The American Counseling Association and licensed professional counselors nationwide are celebrating the signing of Maryland House Bill 736 in support of the Counseling Compact, which will authorize counselors to practice across state lines once enacted.
Maryland has become the second of 10 states needed to enact the Counseling Compact, an interstate compact allowing professional counselors licensed and residing in a compact member state to practice in other compact member states without the need for multiple licenses. Governor Larry Hogan just signed Maryland H.B. 736 into law, reaching another major milestone for the initiative on the heels of Georgia’s signing its bill into law earlier this month.
Funded by the American Counseling Association and led by the National Center for Interstate Compacts, the compact was finalized in December 2020 and was quickly passed by the legislatures in both Georgia and Maryland. Once 10 states have enacted the legislation, the compact will go into effect, enabling professional counselors who meet uniform licensure requirements to quickly obtain a privilege to practice, which is equivalent to a license to practice counseling in another state.
Compacts provide a pathway for counselors to move seamlessly from one state to another through an agreement among states to recognize another state’s license. Currently, counselors have difficulty transferring their licenses from one state/jurisdiction to another because of the independent nature of jurisdictional licensing rules and regulations.

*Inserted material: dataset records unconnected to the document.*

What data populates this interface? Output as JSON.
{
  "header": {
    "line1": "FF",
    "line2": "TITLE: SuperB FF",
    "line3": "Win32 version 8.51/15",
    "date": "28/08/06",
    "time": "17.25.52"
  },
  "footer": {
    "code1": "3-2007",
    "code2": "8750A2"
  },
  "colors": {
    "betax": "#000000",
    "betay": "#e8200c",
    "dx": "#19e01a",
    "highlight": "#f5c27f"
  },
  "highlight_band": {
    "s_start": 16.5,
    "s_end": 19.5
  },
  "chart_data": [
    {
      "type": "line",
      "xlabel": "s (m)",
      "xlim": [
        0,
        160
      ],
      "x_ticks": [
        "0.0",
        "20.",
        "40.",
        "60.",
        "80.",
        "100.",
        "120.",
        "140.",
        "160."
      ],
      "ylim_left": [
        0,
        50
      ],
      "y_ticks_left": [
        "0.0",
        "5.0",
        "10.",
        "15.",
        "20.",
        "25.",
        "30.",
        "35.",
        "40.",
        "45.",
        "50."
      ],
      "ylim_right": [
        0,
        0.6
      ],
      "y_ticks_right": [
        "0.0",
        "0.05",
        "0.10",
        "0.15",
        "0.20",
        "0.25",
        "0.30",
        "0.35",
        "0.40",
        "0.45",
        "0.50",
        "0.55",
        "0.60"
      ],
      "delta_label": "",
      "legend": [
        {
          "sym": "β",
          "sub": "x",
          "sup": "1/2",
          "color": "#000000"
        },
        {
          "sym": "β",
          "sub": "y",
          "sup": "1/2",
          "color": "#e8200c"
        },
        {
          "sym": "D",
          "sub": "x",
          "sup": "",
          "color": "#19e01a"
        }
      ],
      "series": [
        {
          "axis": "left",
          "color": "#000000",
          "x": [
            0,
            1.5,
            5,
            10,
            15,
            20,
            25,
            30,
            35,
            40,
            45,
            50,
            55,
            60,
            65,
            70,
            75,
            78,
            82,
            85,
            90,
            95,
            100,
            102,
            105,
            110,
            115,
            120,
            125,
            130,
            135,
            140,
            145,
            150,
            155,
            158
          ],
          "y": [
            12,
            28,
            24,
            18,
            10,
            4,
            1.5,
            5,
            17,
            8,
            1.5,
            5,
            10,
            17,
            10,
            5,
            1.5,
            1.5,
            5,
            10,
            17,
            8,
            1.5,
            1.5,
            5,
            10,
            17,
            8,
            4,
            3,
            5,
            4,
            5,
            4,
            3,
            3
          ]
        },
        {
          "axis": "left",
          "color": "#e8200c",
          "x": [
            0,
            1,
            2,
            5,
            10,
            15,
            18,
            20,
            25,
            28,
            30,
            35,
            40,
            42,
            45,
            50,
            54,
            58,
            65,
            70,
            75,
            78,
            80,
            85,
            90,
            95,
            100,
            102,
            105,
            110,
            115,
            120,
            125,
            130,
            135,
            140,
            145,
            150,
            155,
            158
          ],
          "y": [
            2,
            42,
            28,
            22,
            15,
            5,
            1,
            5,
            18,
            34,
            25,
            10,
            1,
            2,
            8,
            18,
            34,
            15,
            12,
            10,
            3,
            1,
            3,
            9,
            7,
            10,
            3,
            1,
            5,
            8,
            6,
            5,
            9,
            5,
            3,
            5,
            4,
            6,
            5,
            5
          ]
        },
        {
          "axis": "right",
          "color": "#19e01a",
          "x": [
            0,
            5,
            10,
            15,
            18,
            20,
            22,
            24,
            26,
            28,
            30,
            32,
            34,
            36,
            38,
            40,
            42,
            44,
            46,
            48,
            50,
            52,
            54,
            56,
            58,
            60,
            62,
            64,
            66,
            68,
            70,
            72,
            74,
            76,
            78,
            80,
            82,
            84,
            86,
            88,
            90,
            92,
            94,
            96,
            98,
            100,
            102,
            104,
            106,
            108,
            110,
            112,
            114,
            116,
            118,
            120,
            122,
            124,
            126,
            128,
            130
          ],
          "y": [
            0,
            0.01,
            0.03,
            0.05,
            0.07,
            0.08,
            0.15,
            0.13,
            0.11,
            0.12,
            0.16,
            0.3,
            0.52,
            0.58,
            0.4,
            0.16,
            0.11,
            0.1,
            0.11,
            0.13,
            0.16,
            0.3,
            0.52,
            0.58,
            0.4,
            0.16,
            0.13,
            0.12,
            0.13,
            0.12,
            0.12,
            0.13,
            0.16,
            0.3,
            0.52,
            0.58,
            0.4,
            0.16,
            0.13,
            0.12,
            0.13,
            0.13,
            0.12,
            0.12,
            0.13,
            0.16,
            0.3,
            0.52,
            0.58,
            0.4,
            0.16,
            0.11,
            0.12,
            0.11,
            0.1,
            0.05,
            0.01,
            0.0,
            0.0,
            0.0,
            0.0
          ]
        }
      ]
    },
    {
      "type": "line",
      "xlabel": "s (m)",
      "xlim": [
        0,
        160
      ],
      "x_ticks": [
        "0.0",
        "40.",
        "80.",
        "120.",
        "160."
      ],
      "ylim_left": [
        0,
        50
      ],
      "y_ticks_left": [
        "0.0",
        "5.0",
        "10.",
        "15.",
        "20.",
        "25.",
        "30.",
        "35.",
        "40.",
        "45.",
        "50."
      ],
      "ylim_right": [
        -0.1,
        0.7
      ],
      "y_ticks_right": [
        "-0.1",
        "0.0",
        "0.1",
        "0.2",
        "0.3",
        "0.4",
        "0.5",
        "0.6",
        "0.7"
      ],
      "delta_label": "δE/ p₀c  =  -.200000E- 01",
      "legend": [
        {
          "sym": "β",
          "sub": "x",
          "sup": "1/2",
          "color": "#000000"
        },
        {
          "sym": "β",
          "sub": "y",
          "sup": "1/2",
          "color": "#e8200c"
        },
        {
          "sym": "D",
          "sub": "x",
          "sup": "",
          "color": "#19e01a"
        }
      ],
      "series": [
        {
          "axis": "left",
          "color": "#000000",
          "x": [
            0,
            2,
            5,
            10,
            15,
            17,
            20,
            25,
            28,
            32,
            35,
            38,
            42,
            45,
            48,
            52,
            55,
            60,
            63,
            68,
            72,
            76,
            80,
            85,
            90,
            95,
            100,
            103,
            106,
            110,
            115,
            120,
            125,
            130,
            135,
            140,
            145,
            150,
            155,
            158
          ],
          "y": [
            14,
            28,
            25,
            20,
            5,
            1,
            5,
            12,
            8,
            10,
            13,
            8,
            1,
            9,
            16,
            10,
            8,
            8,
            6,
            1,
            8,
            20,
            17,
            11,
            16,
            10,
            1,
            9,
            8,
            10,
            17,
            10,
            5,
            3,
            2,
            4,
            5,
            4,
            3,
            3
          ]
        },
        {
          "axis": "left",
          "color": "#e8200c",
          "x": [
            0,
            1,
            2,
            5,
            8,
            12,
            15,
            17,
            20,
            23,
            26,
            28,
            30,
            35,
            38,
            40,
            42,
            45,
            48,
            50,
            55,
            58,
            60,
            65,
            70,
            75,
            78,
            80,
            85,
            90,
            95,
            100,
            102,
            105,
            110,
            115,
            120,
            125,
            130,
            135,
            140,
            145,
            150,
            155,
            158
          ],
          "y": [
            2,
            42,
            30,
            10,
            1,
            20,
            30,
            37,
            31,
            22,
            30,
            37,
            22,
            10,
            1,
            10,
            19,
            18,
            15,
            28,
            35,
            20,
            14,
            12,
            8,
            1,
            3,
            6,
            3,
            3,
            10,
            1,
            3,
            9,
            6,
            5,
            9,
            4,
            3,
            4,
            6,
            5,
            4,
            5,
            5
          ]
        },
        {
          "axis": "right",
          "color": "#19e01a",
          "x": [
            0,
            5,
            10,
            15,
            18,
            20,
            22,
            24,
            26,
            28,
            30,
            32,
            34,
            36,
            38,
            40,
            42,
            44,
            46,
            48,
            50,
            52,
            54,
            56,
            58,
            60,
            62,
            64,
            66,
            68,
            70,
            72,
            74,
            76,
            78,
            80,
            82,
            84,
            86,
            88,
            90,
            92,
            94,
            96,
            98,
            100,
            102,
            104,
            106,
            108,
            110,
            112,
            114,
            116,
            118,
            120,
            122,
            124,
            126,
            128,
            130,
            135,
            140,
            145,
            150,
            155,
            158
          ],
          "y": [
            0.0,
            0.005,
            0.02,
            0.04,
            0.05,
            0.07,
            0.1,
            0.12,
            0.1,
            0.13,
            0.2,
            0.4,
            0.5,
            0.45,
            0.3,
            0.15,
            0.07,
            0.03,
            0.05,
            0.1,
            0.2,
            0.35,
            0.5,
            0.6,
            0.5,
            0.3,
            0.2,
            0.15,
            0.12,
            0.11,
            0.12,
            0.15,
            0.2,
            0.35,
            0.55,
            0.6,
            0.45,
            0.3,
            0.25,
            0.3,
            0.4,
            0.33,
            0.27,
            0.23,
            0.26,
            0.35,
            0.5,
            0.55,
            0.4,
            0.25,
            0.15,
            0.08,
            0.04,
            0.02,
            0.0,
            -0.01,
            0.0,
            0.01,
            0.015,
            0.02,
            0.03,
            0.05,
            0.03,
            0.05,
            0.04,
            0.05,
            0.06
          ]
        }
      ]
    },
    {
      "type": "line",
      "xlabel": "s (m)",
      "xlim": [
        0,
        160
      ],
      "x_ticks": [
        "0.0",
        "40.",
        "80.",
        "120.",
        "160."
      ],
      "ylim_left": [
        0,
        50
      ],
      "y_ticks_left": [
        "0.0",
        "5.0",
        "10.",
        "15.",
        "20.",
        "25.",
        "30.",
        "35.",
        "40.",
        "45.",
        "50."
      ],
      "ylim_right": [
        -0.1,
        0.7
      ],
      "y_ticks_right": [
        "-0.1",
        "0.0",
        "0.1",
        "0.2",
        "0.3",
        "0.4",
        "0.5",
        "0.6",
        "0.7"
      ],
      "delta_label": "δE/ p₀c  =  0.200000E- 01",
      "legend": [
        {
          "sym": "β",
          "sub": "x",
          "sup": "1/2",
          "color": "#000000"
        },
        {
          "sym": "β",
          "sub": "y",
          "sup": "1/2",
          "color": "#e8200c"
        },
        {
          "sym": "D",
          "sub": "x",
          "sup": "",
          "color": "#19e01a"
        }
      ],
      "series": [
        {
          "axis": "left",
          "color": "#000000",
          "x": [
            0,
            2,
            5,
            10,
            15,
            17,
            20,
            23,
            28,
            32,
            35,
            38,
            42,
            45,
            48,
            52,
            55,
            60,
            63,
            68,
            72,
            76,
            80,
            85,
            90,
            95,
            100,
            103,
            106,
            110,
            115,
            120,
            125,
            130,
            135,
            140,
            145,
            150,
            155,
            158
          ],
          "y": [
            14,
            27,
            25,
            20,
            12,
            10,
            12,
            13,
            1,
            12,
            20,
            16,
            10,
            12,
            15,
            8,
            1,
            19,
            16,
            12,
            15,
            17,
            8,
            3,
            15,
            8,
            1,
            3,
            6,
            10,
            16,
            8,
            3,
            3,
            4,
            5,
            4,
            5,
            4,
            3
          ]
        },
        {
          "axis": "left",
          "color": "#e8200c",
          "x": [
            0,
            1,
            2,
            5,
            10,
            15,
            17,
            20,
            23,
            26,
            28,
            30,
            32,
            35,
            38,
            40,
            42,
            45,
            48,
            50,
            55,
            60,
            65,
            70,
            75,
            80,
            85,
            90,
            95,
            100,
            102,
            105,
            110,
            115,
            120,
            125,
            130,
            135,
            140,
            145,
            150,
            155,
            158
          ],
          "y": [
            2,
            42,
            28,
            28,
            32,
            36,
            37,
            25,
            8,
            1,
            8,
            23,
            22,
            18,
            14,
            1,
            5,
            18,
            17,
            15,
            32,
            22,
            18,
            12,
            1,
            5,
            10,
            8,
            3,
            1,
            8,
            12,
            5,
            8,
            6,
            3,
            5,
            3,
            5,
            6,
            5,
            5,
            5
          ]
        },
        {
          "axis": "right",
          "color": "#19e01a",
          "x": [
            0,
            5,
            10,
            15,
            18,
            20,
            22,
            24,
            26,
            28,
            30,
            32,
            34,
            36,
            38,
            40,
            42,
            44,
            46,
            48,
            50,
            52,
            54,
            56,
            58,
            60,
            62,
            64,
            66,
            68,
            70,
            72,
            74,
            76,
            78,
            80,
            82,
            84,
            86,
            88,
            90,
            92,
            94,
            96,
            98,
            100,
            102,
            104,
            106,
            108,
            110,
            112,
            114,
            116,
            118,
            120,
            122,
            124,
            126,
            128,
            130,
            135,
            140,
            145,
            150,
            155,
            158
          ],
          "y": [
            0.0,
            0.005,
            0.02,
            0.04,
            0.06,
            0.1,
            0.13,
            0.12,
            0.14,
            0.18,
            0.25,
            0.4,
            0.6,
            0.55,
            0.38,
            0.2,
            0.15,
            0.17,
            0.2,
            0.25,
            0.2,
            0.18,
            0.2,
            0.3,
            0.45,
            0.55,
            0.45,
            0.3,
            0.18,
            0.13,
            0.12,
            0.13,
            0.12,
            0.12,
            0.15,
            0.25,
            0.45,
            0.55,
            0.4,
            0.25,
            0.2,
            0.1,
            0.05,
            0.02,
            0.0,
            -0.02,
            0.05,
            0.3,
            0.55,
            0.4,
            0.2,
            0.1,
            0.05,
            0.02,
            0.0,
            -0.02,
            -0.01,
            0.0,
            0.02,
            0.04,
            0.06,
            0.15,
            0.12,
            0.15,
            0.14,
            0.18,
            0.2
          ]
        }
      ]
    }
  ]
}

There is little consistency regarding the requirements for licensure and these varying requirements make it difficult to transfer one’s license.
“Seeing Maryland sign this bill into law within the same month as Georgia speaks volumes about the importance of mental health care access in 2021,” says ACA President Sue Pressman. “Now, we need to keep this momentum going as we work to get more states on board and reach that critical 10 state threshold.”
Currently, compact bills are pending in Nebraska, Tennessee and North Carolina as well and approximately 15 other states have expressed interest in the compact and are preparing to introduce the bill during the 2022 legislative session.